Сочагин не выдержал и пришёл через три дня. Он застал Андрея без сознания, на полу. А верёвка, совсем недавно новая и крепкая, превратилась буквально в мочало. Андрей всё же разорвал её, но на улицу не выскочил, наркотики не нашёл. Ни разу больше он не укололся, не проглотил ни одной таблетки, не сделал ни единой затяжки.
…– Едут! – Клава присела на корточки рядом с Андреем. – Вася ещё живой, да? Он дышит, я слышу… – Клава радостно улыбнулась.
Глаза девушки светились в темноте. И Андрей между прочим заметил, что она, кроме Вероники, похожа ещё на кого-то. Но мысли скакали в горячечной лихорадке, и он не мог сосредоточиться, вспомнить, на кого именно.
– Ой, Андрей, тут же целая лужа крови натекла! – Клава держала руку на весу. И с её пальцев срывались тёмные густые капли.
– Да вижу я! – Андрей бросил "бычок" на ступени, к радости бомжей. – Клавдия, иди в квартиру. Тебя могут застукать рядом со мной, а это очень плохо. Веталь на Стаса и так косится.
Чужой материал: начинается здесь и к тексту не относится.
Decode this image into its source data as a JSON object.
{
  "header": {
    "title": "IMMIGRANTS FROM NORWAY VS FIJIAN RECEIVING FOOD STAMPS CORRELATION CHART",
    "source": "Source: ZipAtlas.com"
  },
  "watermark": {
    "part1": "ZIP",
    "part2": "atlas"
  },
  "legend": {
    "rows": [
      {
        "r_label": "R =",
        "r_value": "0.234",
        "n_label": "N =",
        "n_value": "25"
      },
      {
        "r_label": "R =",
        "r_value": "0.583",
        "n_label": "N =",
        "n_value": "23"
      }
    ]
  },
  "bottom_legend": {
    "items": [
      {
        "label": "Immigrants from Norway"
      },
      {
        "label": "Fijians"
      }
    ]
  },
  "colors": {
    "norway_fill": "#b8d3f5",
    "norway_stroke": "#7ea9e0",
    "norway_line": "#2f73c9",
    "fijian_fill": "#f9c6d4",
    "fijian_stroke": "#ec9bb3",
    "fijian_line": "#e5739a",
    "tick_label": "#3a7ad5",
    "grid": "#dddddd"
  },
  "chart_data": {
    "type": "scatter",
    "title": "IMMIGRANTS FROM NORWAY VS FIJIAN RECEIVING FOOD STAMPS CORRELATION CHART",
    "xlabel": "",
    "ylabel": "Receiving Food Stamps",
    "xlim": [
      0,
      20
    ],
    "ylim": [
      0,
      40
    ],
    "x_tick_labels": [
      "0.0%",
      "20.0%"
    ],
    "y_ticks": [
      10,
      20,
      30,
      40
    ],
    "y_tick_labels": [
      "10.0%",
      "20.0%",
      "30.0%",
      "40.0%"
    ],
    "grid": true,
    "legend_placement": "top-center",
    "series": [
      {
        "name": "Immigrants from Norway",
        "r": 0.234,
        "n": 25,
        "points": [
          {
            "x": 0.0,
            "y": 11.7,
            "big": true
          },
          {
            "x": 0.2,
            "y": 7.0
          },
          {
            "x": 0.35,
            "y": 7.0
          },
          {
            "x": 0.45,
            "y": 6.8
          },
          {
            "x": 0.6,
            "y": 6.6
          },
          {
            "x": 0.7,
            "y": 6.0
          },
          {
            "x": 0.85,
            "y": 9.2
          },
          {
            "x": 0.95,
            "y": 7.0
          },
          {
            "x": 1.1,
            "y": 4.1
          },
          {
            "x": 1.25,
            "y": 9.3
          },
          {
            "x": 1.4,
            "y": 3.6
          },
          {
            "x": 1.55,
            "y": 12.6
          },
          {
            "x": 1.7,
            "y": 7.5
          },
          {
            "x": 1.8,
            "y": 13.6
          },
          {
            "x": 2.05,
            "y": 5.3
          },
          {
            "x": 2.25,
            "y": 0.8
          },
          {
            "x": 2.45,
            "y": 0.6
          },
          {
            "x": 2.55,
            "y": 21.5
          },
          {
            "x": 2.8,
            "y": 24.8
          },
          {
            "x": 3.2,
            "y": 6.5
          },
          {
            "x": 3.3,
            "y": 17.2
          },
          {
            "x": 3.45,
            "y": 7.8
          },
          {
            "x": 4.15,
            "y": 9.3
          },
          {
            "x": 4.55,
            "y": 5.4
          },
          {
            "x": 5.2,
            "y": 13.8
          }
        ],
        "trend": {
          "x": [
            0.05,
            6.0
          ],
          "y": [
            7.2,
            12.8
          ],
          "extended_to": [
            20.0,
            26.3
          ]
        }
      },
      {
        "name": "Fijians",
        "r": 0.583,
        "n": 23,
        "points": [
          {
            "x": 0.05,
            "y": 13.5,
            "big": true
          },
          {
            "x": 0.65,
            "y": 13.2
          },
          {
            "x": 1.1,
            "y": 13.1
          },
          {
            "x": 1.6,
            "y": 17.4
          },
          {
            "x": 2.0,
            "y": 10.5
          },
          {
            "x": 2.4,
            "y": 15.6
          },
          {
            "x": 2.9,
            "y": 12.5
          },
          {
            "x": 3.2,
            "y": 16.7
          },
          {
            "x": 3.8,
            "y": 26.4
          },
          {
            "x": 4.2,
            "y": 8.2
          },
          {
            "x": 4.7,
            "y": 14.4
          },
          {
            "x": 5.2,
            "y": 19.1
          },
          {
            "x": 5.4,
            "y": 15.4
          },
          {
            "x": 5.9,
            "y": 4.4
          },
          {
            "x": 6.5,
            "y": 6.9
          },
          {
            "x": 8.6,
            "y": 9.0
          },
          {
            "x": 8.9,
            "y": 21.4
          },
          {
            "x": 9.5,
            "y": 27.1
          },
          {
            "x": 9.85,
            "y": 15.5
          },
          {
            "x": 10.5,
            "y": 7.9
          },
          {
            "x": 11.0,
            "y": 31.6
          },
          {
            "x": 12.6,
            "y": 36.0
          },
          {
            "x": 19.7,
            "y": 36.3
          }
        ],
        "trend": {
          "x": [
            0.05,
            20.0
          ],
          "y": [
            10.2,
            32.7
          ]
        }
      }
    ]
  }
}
Так что подожди меня дома, а я встречу машину.
– Вот ещё, я здесь останусь! – Клава погладила Павлюкевича по волосам, что-то шепнула ему в ухо и всхлипнула. – Не подумаю никуда сваливать. И пусть кокнут, на фиг, жить совсем не хочется. Муж вот теперь будет психом, тоже радость! Я и так одна, всю жизнь одна. И никогда жить не хотела! Чего моя мать только аборт не сделала?..
Клава плакала, глядя на сверкающие в отсветах окон струи дождя, а тем временем белый "рафик" с красными крестами лихо заворачивал под арку.
Они не стали сопровождать Василия до больницы – врач не разрешил. Он велел позвонить раненому домой и сообщить родным о случившемся. Клава долго доказывала, что она может сопровождать Василия, хоть и не является его родственницей. Андрей же молчал, стоял, запрокинув голову. И ловил пересохшими губами капли дождя. Спиной и затылком он прижимался к мокрой штукатурке – весь грязный, насквозь промокший, в испачканной кровью жёлтой рубашке.
С Клавиных волос текло, она клацала зубами. И её, и Андрея бил озноб. Струи воды быстро смыли с асфальта кровь Василия, но Озирскому казалось, что тёмное пятно навсегда останется в этом дворе…
Из своей комнаты в коммуналке Клава позвонила Зое Павлюкевич на улицу Ткачей и рассказала о случившемся. Андрей, уронив голову на круглый полированный стол, жадно курил "Кент" и думал, что же теперь, собственно, делать. От одной только мысли о Ветале бешено колотилось сердце и перехватывало дыхание. Горе и бессилие разрывали грудь. В голове шумело, кровь бросилась в глаза; и яичного цвета штора казалась Андрею красной.